In the interview, Sturino chronicles the agony of being one of the many people who abandoned Manhattan for fresher, less disease-ridden locales in the weeks when covid-19 cases in the city started to climb, telling the outlet it was difficult to find an AirBnb to rent and that she and her husband considered putting a sign in their car window to prevent locals from targeting their vehicle based on its New York State plates. (On what that sign might have possibly said, however, Sturino didn’t elaborate.)
Sturino has also developed, it appears, something of an affection for lobsters. “We’ve made so many lobster friends here,” she said, an apparent allusion to the people who sell her the crustaceans and have not yet found it necessary to smash in her windows. One night in May, Sturino recounted, she accidentally purchased five lobsters despite the fact that her husband isn’t particularly fond of seafood; finding herself overburdened, she “released” most of them back into the ocean, streaming the re-wilding experience to her half-a-million followers. “I could feel I had done something not very Maine,” Sturino told the reporter, noting she found herself buried in angry DMs.
According to Spencer Greenwood, director of the Lobster Science Center at Atlantic Veterinary College in Prince Edward Island, store-bought lobsters will likely die if they’re not carefully re-acclimated to ocean waters. [Bangor Daily News]
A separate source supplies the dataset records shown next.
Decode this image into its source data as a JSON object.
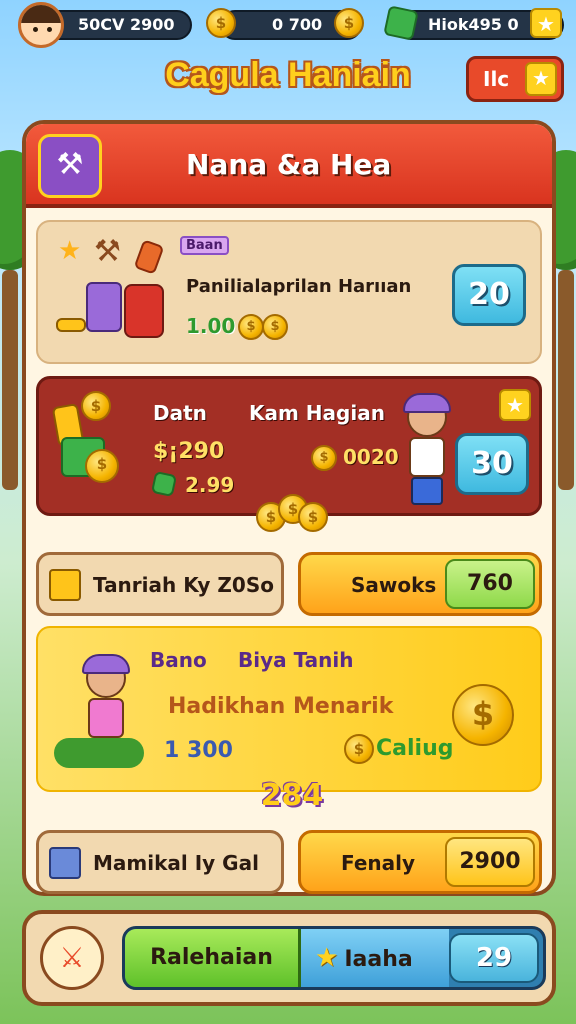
{
  "topbar": {
    "stat_left": "50CV 2900",
    "stat_mid": "0 700",
    "stat_right": "Hiok495 0"
  },
  "header": {
    "title": "Cagula Haniain",
    "right_label": "Ilc"
  },
  "panel": {
    "title": "Nana &a Hea",
    "card1": {
      "tag": "Baan",
      "name": "Panilialaprilan Harııan",
      "reward": "1.00",
      "value": "20"
    },
    "card2": {
      "label_left": "Datn",
      "label_right": "Kam Hagian",
      "amount": "$¡290",
      "gems": "2.99",
      "coins": "0020",
      "value": "30"
    },
    "row1": {
      "left_label": "Tanriah Ky Z0So",
      "right_label": "Sawoks",
      "right_value": "760"
    },
    "card3": {
      "label_left": "Bano",
      "label_right": "Biya Tanih",
      "subtitle": "Hadikhan Menarik",
      "amount": "1 300",
      "button": "Caliug"
    },
    "badge": "284",
    "row2": {
      "left_label": "Mamikal Iy Gal",
      "right_label": "Fenaly",
      "right_value": "2900"
    }
  },
  "bottombar": {
    "green_label": "Ralehaian",
    "blue_label": "Iaaha",
    "value": "29"
  },
  "colors": {
    "panel_header": "#e0402a",
    "accent_gold": "#ffcf1c",
    "panel_bg": "#fff6e3"
  }
}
Jezebel congratulates Paul LePage, another recent Maine transplant, on his new position as head of the Maine Seafood Trade Task Force. Anyway, here is the president sitting between a boat and some lobster traps:
Mainers have been besieged by pests and fungi of all sorts over the last weeks: The knotty black tree fungus struck a grove of cherries, forcing city officials to put 12 trees out of their misery. The browntail moth caterpillars—little monsters with poisonous hairs—are emboldened by recent drought conditions. New research suggests the overzealous foraging of fiddlehead ferns could eventually lead to a significant decline in the local delicacy’s availability.
This week in Fuck Susan Collins: Collins, who previously indicated she believed Justice Brett Kavanaugh saw Roe v. Wade as “settled law,” has discovered with the judge’s dissent on a major abortion ruling that Kavanaugh is perhaps not as pro-abortion as she pretended to believe. This is causing some issues for the senator, who, as we noted previously, is second only to Mitch McConnell in how universally disliked she is.
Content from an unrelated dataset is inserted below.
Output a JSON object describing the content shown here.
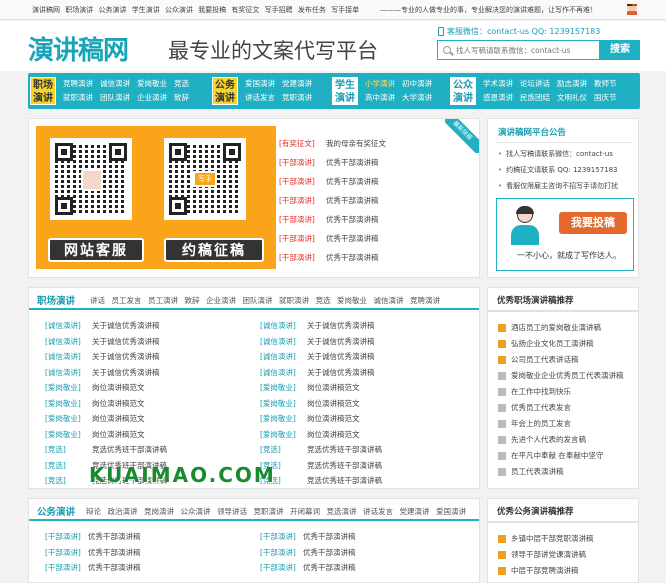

In a statement, Collins’s office said anyone questioning Collins’s support of Kavanaugh was “reading too much into this specific decision.” [Bangor Daily News]
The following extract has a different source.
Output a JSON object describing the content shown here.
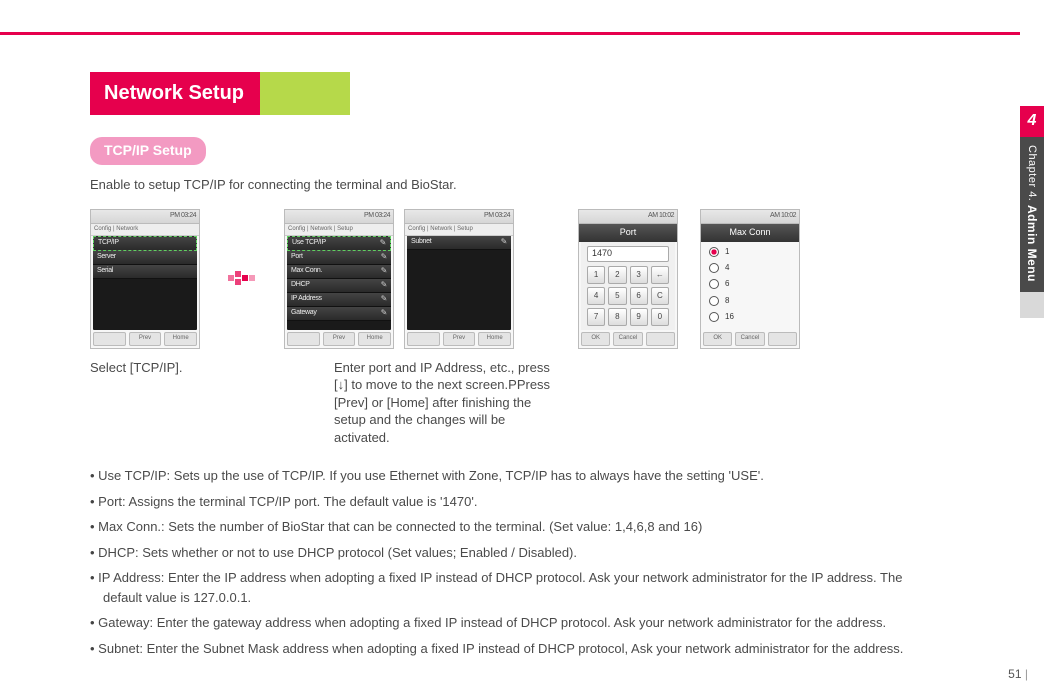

A young couple in Carthage bought a $100,000 winning lottery ticket while waiting for sandwiches at Bradbury’s Market & Diner, money they say they will improbably spend on reasonable things like tuition and building an addition on their house. “We already had most of the toys we wanted anyway,” said Lexy Duguay, 22. “We have a couple dirt bikes. He has a snowmobile. We have enough toys to keep us plenty busy for now.” [Lewiston Sun-Journal]
This week in bad tweets:
- 4,000 members of a Bath Iron Works union have been on strike for two weeks over contract negotiations. Starting today, the shipbuilders have lost their health insurance as communication between the company and the union hobbles along. [WGME]
- The Maine Millennial imagines a summer without the Sea Dogs. [Portland Press Herald]
- The Edmundston City Council has passed a resolution to fine anyone seen feeding the local white-tailed deer. “We find it a bit sad to have to get to this point,” the mayor said. [WAGM]
- The Common Ground County Fair will, somehow, be moving online. [MOFGA]
- Police officers have been booted from Portland public schools. [Bangor Daily News]
- A Maine man drove across the country in less than 26 hours, beating his previous record. [News Center Maine]
A previous version of this blog misspelled the name of a very good newspaper in Maine. Jezebel apologizes for the error.